THE Gunnedah region was briefly lashed by wild weather on Saturday evening.
An afternoon cool change brought a short burst of hail, strong winds and a thunder storm.
Unfortunately, the change failed to bring substantial rainfall to the region, with the Bureau of Meteorology (BOM) recording 6.4mm of rain for Gunnedah on Saturday and 3.8mm on Sunday.
The rain brings Gunnedah’s April rainfall to 12.8mm, and Gunnedah’s 2018 total rainfall to 83.2mm.
Gunnedah agronomist Jim Hunt told The Namoi Valley Independent the rain was largely ineffective for farmers.
“The rain will help farmers who have dry-sown their oats already consolidate their dry-sowing,” Mr Hunt said.
“We have seen a fair bit of dry-sown oats around the area and this rain should hopefully establish what has been sown and really help it along.”
Mr Hunt said he was unsure if the rain has hindered cotton farmers during harvest.
“I haven’t seen too much damage, but I haven’t really had a good look across the region yet,” he said.
“Time will tell if areas that received high winds had their cotton crops affected but so far I haven’t seen much damage.”
Manilla stock agent Sam Plevey said the rainfall would have little impact on cattle prices in the region.
“I’d say it will have very little impact due to lack of rain we got,” Mr Plevey said.
“In terms of the quality of the cattle, it’s been dry for so long the rain won’t have too much of an impact on them, but if it doesn’t rain it will have an impact on the amount of cattle that come to market.”
The Purtle Plevey stock agent said sale prices are currently steady.
“At the moment we are blessed that parts of Queensland are having a good season and are buying plenty of cattle from around our region,” Mr Plevey said.

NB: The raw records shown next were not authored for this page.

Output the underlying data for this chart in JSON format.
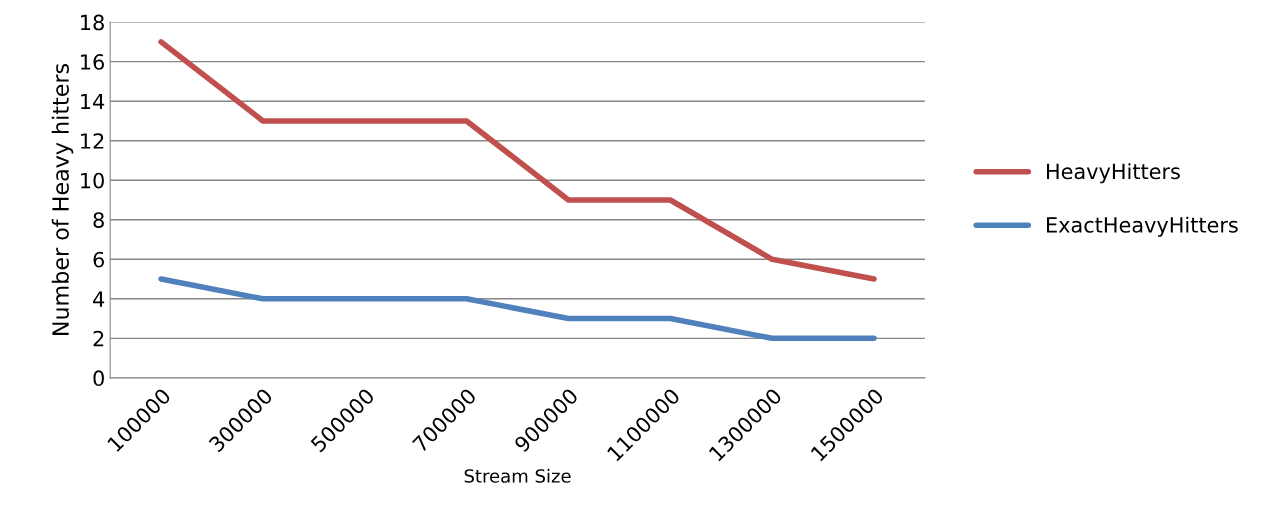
{
  "chart_data": {
    "type": "line",
    "xlabel": "Stream Size",
    "ylabel": "Number of Heavy hitters",
    "categories": [
      "100000",
      "300000",
      "500000",
      "700000",
      "900000",
      "1100000",
      "1300000",
      "1500000"
    ],
    "series": [
      {
        "name": "HeavyHitters",
        "color": "#c0504d",
        "values": [
          17,
          13,
          13,
          13,
          9,
          9,
          6,
          5
        ]
      },
      {
        "name": "ExactHeavyHitters",
        "color": "#4f81bd",
        "values": [
          5,
          4,
          4,
          4,
          3,
          3,
          2,
          2
        ]
      }
    ],
    "ylim": [
      0,
      18
    ],
    "yticks": [
      0,
      2,
      4,
      6,
      8,
      10,
      12,
      14,
      16,
      18
    ],
    "grid": "y",
    "legend": "right",
    "marker": "none",
    "line_style": "solid"
  }
}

“In saying that, feed prices are still quite high and given there is very little grass around due to the dry conditions we will see the supply and demand of the market continue and affect the whole market.”
Mr Hunt said farmers will have “tough calls” to make about winter crops.
“We will need significant rain before anyone starts sowing winter crops,” Mr Hunt said.
“At this stage we haven’t had enough rain to sow a winter crop and tough calls are going to have to be made about whether to have a winter crop at all.”
The HuntAg Solutions agronomist said winter crops like barley will become popular with farmers given the dry conditions.
“Any crops grown on last year’s winter crop land may be marginal due to the low soil profile,” he said.
“As it stands, without more rain the entire winter cropping season may be marginal but certain crops such as barley can grow well in marginal areas may still go well.
“Farmers should try not to disturb their winter cropping land as much as possible and try to maintain as much moisture in their soil as possible.”
BOM is forecasting a mostly dry week for Gunnedah with an 80 per cent chance of rain on Friday and 50 per cent chance of rain on Saturday.